CMHC Pulse Blog

In an attempt to discover efficacious and safe treatments for COVID-19, the scientific community has been repurposing existing medications with proven track records. One of these established medication classes is statins – which have an excellent record as safe and affordable therapies. Ongoing research is examining the broader use of statins in COVID-19 patients with current evidence suggesting they may lower mortality rates and the incidence of severe complications.

Opposing Viewpoints on Statin Benefits

Currently, medical experts hold two opposing viewpoints on the effects of statins on the clinical course of COVID-19 infection. As the dysregulation of the myeloid differentiation primary response protein (MYD) 88 pathway, which causes overwhelming inflammation in the body, has been observed and associated with poor prognosis in other coronavirus infections, this could also prove to be the case for COVID-19. However, statins are known inhibitors of MYD88 and can stabilize MYD88 levels in the presence of external stressors, this suggests they may play a role in protecting patients with COVID-19 from the development of inflammatory responses. Statins have been found to experimentally up-regulate ACE2 expression, therefore implicating that they may serve a protective function against lung injury induced by COVID-19.

On the opposite side of the debate, experts argue that statin medications lead to the up-regulation of low-density lipoprotein receptors, caused by a deficiency in endogenous cholesterol content in cells, which results in the continuous incorporation of exogenous cholesterol onto the cell membrane ultimately, enabling access for the coronavirus to enter. Additionally, they argue that statins may promote the development of a more severe course of COVID-19 illness as a result of an activated inflammasome pathway, which increases pro-inflammatory interleukin-18 (IL-18) levels and the subsequent cytokine storm observed in disease cases.

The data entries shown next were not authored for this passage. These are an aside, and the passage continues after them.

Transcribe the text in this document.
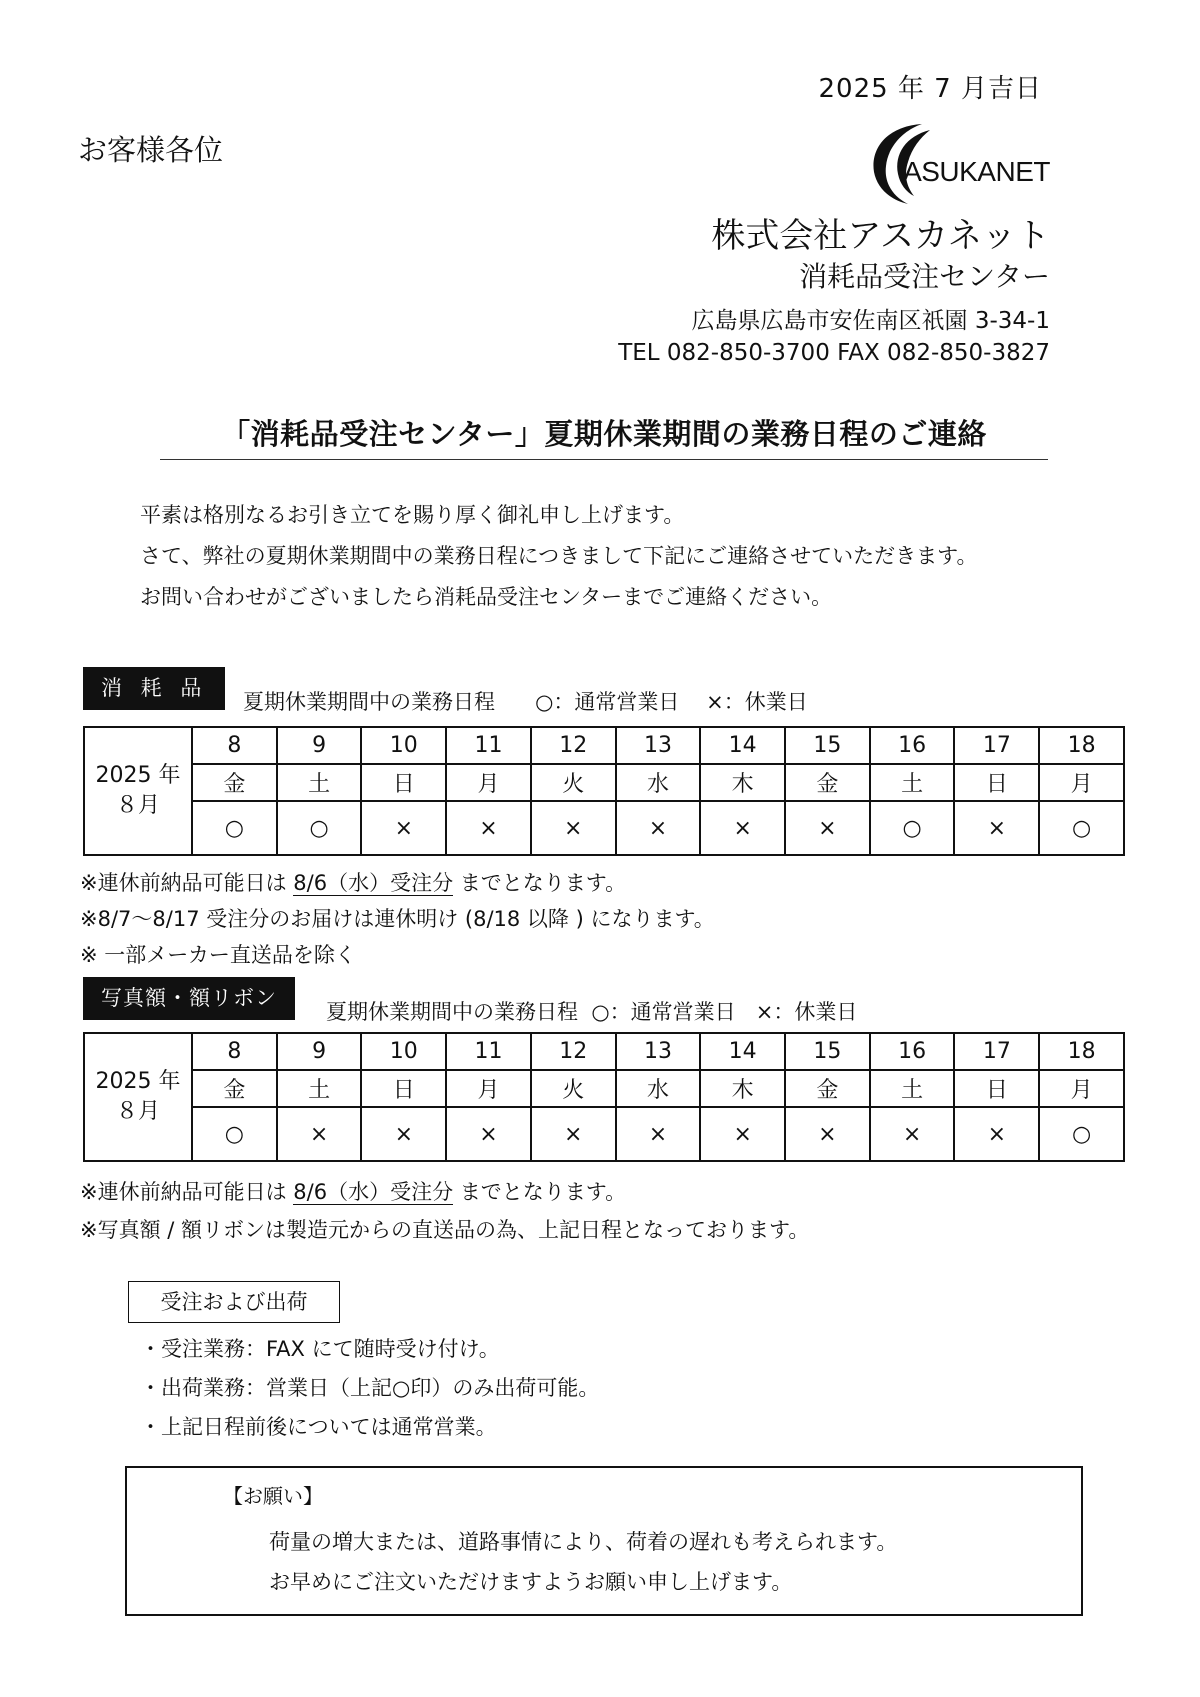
2025 年 7 月吉日
お客様各位
ASUKANET
株式会社アスカネット
消耗品受注センター
広島県広島市安佐南区祇園 3-34-1
TEL 082-850-3700 FAX 082-850-3827
「消耗品受注センター」夏期休業期間の業務日程のご連絡
平素は格別なるお引き立てを賜り厚く御礼申し上げます。
さて、弊社の夏期休業期間中の業務日程につきまして下記にご連絡させていただきます。
お問い合わせがございましたら消耗品受注センターまでご連絡ください。
消 耗 品
夏期休業期間中の業務日程 ○：通常営業日 ×：休業日
2025 年
８月	8	9	10	11	12	13	14	15	16	17	18
	金	土	日	月	火	水	木	金	土	日	月
	○	○	×	×	×	×	×	×	○	×	○
※連休前納品可能日は 8/6（水）受注分 までとなります。
※8/7〜8/17 受注分のお届けは連休明け (8/18 以降 ) になります。
※ 一部メーカー直送品を除く
写真額・額リボン
夏期休業期間中の業務日程 ○：通常営業日 ×：休業日
2025 年
８月	8	9	10	11	12	13	14	15	16	17	18
	金	土	日	月	火	水	木	金	土	日	月
	○	×	×	×	×	×	×	×	×	×	○
※連休前納品可能日は 8/6（水）受注分 までとなります。
※写真額 / 額リボンは製造元からの直送品の為、上記日程となっております。
受注および出荷
・受注業務：FAX にて随時受け付け。
・出荷業務：営業日（上記○印）のみ出荷可能。
・上記日程前後については通常営業。
【お願い】
荷量の増大または、道路事情により、荷着の遅れも考えられます。
お早めにご注文いただけますようお願い申し上げます。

Benefits of Statins on Disease Outcomes

A recent meta-analysis published in The American Journal of Cardiology evaluated individual observational studies related to this subject and summarized the existing evidence on the effect of statins on the clinical outcomes of COVID-19 patients. A team of researchers analyzed Pubmed databases for studies that evaluated the risk of severe illness and/or mortality as related to COVID-19 illness among statin users and non-statin users. Studies were included in the data sample if they were of cohort or case-control design, included patients with diagnosed COVID-19, and had data available to compare the risk of severe illness and/or mortality among statin users and non-users.

Of the 274 potential studies yielded by the Pubmed search, only 4 met all eligibility criteria. Data from these trials covered a total of 8,990 COVID-19-positive patients. After conducting their meta-analysis, researchers reported that their findings revealed a significantly reduced hazard for fatal or severe disease in statin users compared with non-users in cases of COVID-19 illness.

“Current preliminary findings suggested a reduction in fatal or severe disease by 30% and discredited the suggestion of harms with the use of statins in COVID-19 patients,” the study’s authors wrote. The latest findings can be considered reliable due to the large cohort of participants which was adjusted extensively for multiple potential confounding factors, according to the authors.

Future Use of Statin Therapies

Although these results are promising, whether statin therapies can be implemented as adjuvant or independent treatments and become part of the standard care for COVID-19 patients regardless of hyperlipidemia status remains to be determined. More data from prospective, well-designed trials is needed to confirm the benefits of statins. At this time, hundreds of clinical trials evaluating a wide variety of pharmacological therapies for the virus are underway, however, the completion of these trials takes time.

In the meantime, treatment protocols are likely to continue evolving as burgeoning evidence becomes available and the scientific understanding of the novel coronavirus disease continues to progress.